After the company threatened to bring in replacement workers, the employees were dismissive. “No one can find workers now — where do they think they’ll find 400?” Ms. Glazar, the local union official, said shortly before the strike ended. “That’s the only thing that keeps us smiling out there.”
There were also indications that Heaven Hill was running low on inventory as the strike wore on, crimping the company’s ability to age and bottle alcohol that it produced in Louisville. “We could see the truck movement had slowed down from week one to week six — there were not near as many trucks in and out,” Ms. Glazar said.
Josh Hafer, a company spokesman, said, “There may have been some small-scale products impacted, but not to any large degree.”
Still, the workers were under enormous stress. Their health benefits ended when their contract expired, and some workers found their insurance was no longer valid while trying to squeeze in a final doctor’s appointment.
And while jobs in the area appeared plentiful, many workers preferred to stay in the whiskey-making business. “I like what I do, I enjoy everything about bourbon,” said Austin Hinshaw, a worker who voted to strike at the Heaven Hill plant. “I have worked at a factory before, and it’s not my thing.” In late October, Mr. Hinshaw accepted a job at a distillery in town where he had been applying for months.

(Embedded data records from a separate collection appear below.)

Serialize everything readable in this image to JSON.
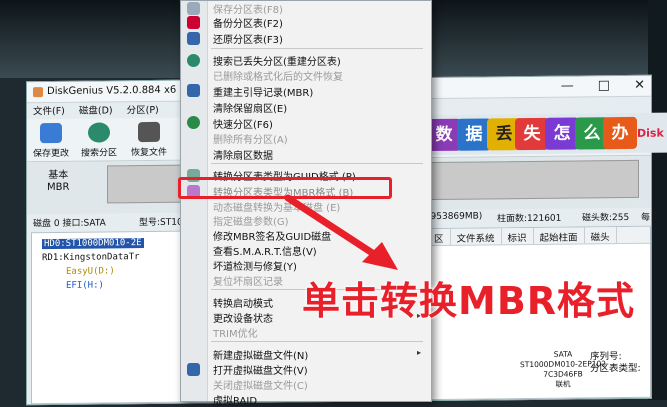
{
  "window": {
    "title": "DiskGenius V5.2.0.884 x6",
    "menus": [
      "文件(F)",
      "磁盘(D)",
      "分区(P)"
    ],
    "win_controls": [
      "—",
      "□",
      "✕"
    ]
  },
  "toolbar": {
    "buttons": [
      {
        "label": "保存更改",
        "icon": "save-icon",
        "color": "#3a7bd5"
      },
      {
        "label": "搜索分区",
        "icon": "magnifier-icon",
        "color": "#2a8a6a"
      },
      {
        "label": "恢复文件",
        "icon": "recover-icon",
        "color": "#555555"
      }
    ]
  },
  "banner": {
    "tiles": [
      {
        "text": "数",
        "color": "#8a3bb5"
      },
      {
        "text": "据",
        "color": "#2a73c9"
      },
      {
        "text": "丢",
        "color": "#e2b000"
      },
      {
        "text": "失",
        "color": "#e23a3a"
      },
      {
        "text": "怎",
        "color": "#7a3bd5"
      },
      {
        "text": "么",
        "color": "#2a9a4a"
      },
      {
        "text": "办",
        "color": "#e85a1a"
      }
    ],
    "brand": "Disk"
  },
  "disk": {
    "label_line1": "基本",
    "label_line2": "MBR"
  },
  "infoline": {
    "disk": "磁盘 0 接口:SATA",
    "model": "型号:ST100(",
    "sectors": "(953869MB)",
    "cylinders": "柱面数:121601",
    "heads": "磁头数:255",
    "more": "每"
  },
  "tree": {
    "nodes": [
      {
        "text": "HD0:ST1000DM010-2E",
        "color": "#ffffff",
        "bg": "#2255aa"
      },
      {
        "text": "RD1:KingstonDataTr",
        "color": "#000000",
        "bg": "transparent"
      },
      {
        "text": "EasyU(D:)",
        "color": "#b08a00",
        "bg": "transparent"
      },
      {
        "text": "EFI(H:)",
        "color": "#1a5ac0",
        "bg": "transparent"
      }
    ]
  },
  "panel": {
    "tabs": [
      "区",
      "文件系统",
      "标识",
      "起始柱面",
      "磁头"
    ],
    "sata_label": "SATA",
    "sata_model": "ST1000DM010-2EP102",
    "sata_serial": "7C3D46FB",
    "sata_status": "联机",
    "serial_label": "序列号:",
    "part_table_label": "分区表类型:"
  },
  "menu": {
    "items": [
      {
        "label": "保存分区表(F8)",
        "disabled": true,
        "icon": "save-icon",
        "icolor": "#9ab"
      },
      {
        "label": "备份分区表(F2)",
        "disabled": false,
        "icon": "backup-icon",
        "icolor": "#c03"
      },
      {
        "label": "还原分区表(F3)",
        "disabled": false,
        "icon": "restore-icon",
        "icolor": "#36a"
      },
      {
        "label": "搜索已丢失分区(重建分区表)",
        "disabled": false,
        "icon": "search-icon",
        "icolor": "#2a8a6a"
      },
      {
        "label": "已删除或格式化后的文件恢复",
        "disabled": true,
        "icon": "",
        "icolor": ""
      },
      {
        "label": "重建主引导记录(MBR)",
        "disabled": false,
        "icon": "mbr-icon",
        "icolor": "#36a"
      },
      {
        "label": "清除保留扇区(E)",
        "disabled": false,
        "icon": "",
        "icolor": ""
      },
      {
        "label": "快速分区(F6)",
        "disabled": false,
        "icon": "quick-partition-icon",
        "icolor": "#2a8a4a"
      },
      {
        "label": "删除所有分区(A)",
        "disabled": true,
        "icon": "",
        "icolor": ""
      },
      {
        "label": "清除扇区数据",
        "disabled": false,
        "icon": "",
        "icolor": ""
      },
      {
        "label": "转换分区表类型为GUID格式 (P)",
        "disabled": false,
        "icon": "convert-icon",
        "icolor": "#7a9"
      },
      {
        "label": "转换分区表类型为MBR格式 (B)",
        "disabled": true,
        "icon": "convert-icon",
        "icolor": "#b7c"
      },
      {
        "label": "动态磁盘转换为基本磁盘 (E)",
        "disabled": true,
        "icon": "",
        "icolor": ""
      },
      {
        "label": "指定磁盘参数(G)",
        "disabled": true,
        "icon": "",
        "icolor": ""
      },
      {
        "label": "修改MBR签名及GUID磁盘",
        "disabled": false,
        "icon": "",
        "icolor": ""
      },
      {
        "label": "查看S.M.A.R.T.信息(V)",
        "disabled": false,
        "icon": "",
        "icolor": ""
      },
      {
        "label": "坏道检测与修复(Y)",
        "disabled": false,
        "icon": "",
        "icolor": ""
      },
      {
        "label": "复位坏扇区记录",
        "disabled": true,
        "icon": "",
        "icolor": ""
      },
      {
        "label": "转换启动模式",
        "disabled": false,
        "icon": "",
        "icolor": ""
      },
      {
        "label": "更改设备状态",
        "disabled": false,
        "icon": "",
        "icolor": ""
      },
      {
        "label": "TRIM优化",
        "disabled": true,
        "icon": "",
        "icolor": ""
      },
      {
        "label": "新建虚拟磁盘文件(N)",
        "disabled": false,
        "icon": "",
        "icolor": ""
      },
      {
        "label": "打开虚拟磁盘文件(V)",
        "disabled": false,
        "icon": "open-vdisk-icon",
        "icolor": "#36a"
      },
      {
        "label": "关闭虚拟磁盘文件(C)",
        "disabled": true,
        "icon": "",
        "icolor": ""
      },
      {
        "label": "虚拟RAID",
        "disabled": false,
        "icon": "",
        "icolor": ""
      }
    ]
  },
  "annotation": {
    "callout": "单击转换MBR格式",
    "color": "#e8202a"
  }
}
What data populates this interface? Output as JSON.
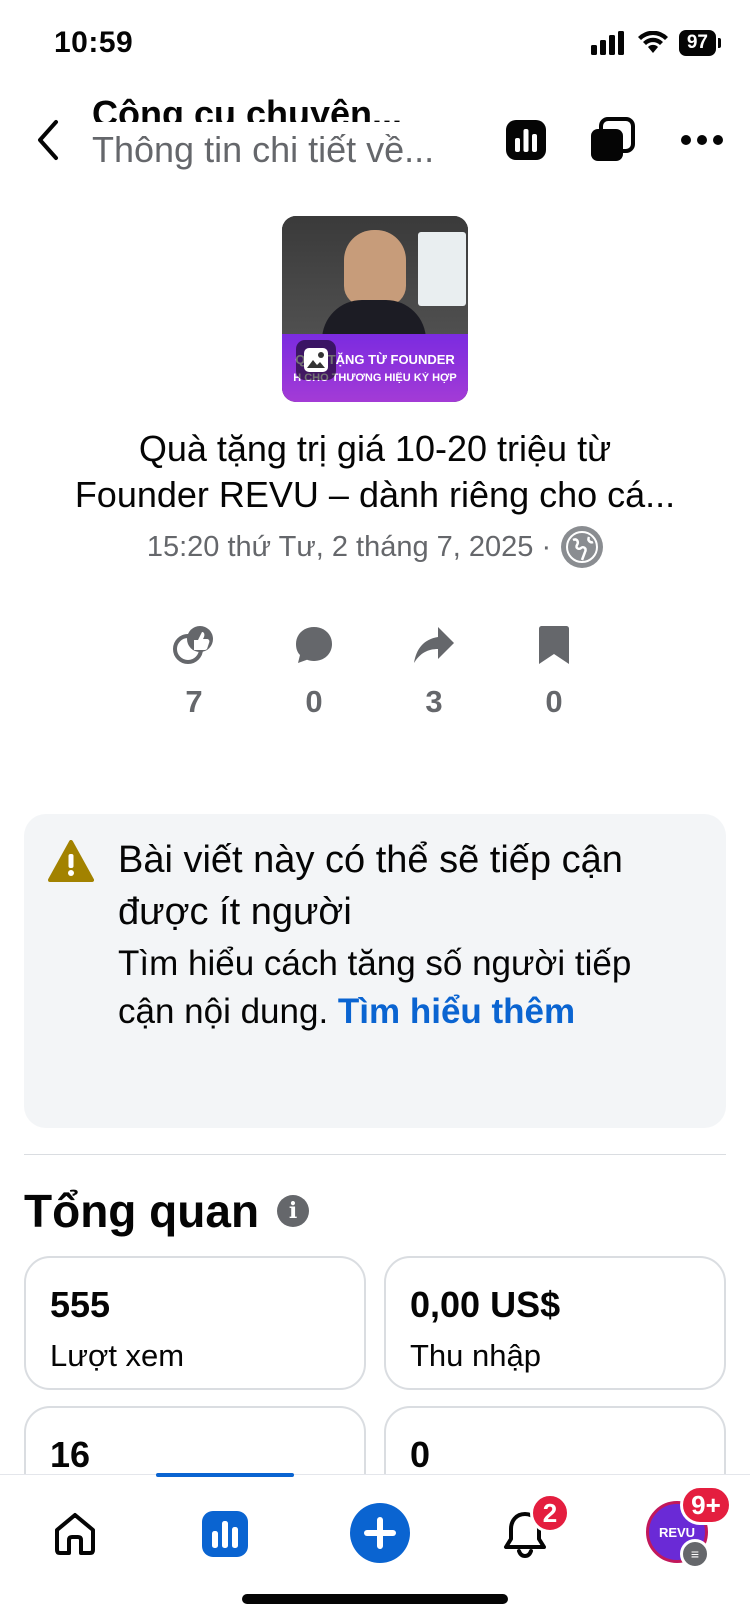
{
  "status_bar": {
    "time": "10:59",
    "battery": "97"
  },
  "header": {
    "title": "Công cụ chuyên...",
    "subtitle": "Thông tin chi tiết về..."
  },
  "thumbnail": {
    "line1": "QUÀ TẶNG TỪ FOUNDER",
    "line2": "H CHO THƯƠNG HIỆU KÝ HỢP"
  },
  "post": {
    "title_line1": "Quà tặng trị giá 10-20 triệu từ",
    "title_line2": "Founder REVU – dành riêng cho cá...",
    "meta": "15:20 thứ Tư, 2 tháng 7, 2025 ·"
  },
  "stats": {
    "reactions": "7",
    "comments": "0",
    "shares": "3",
    "saves": "0"
  },
  "notice": {
    "title": "Bài viết này có thể sẽ tiếp cận được ít người",
    "body": "Tìm hiểu cách tăng số người tiếp cận nội dung.",
    "link": "Tìm hiểu thêm"
  },
  "overview": {
    "title": "Tổng quan",
    "cards": [
      {
        "value": "555",
        "label": "Lượt xem"
      },
      {
        "value": "0,00 US$",
        "label": "Thu nhập"
      },
      {
        "value": "16",
        "label": ""
      },
      {
        "value": "0",
        "label": ""
      }
    ]
  },
  "tabbar": {
    "notif_count": "2",
    "menu_count": "9+",
    "avatar_text": "REVU"
  },
  "colors": {
    "accent": "#0a64d1",
    "badge": "#e41e3f",
    "warning": "#a28200"
  }
}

A few days earlier, Heaven Hill management had worked out a new agreement with the union. The proposed contract included a commitment to largely maintain the existing overtime pay rules for current workers, though it left open the possibility that future workers would be scheduled on weekends at regular pay, which grated on union members. The company also offered a slightly larger pay increase than it had offered just before the workers’ contract expired in September.
In a statement, Heaven Hill pointed to the generous health benefits and increased wages and vacation time in the new contract.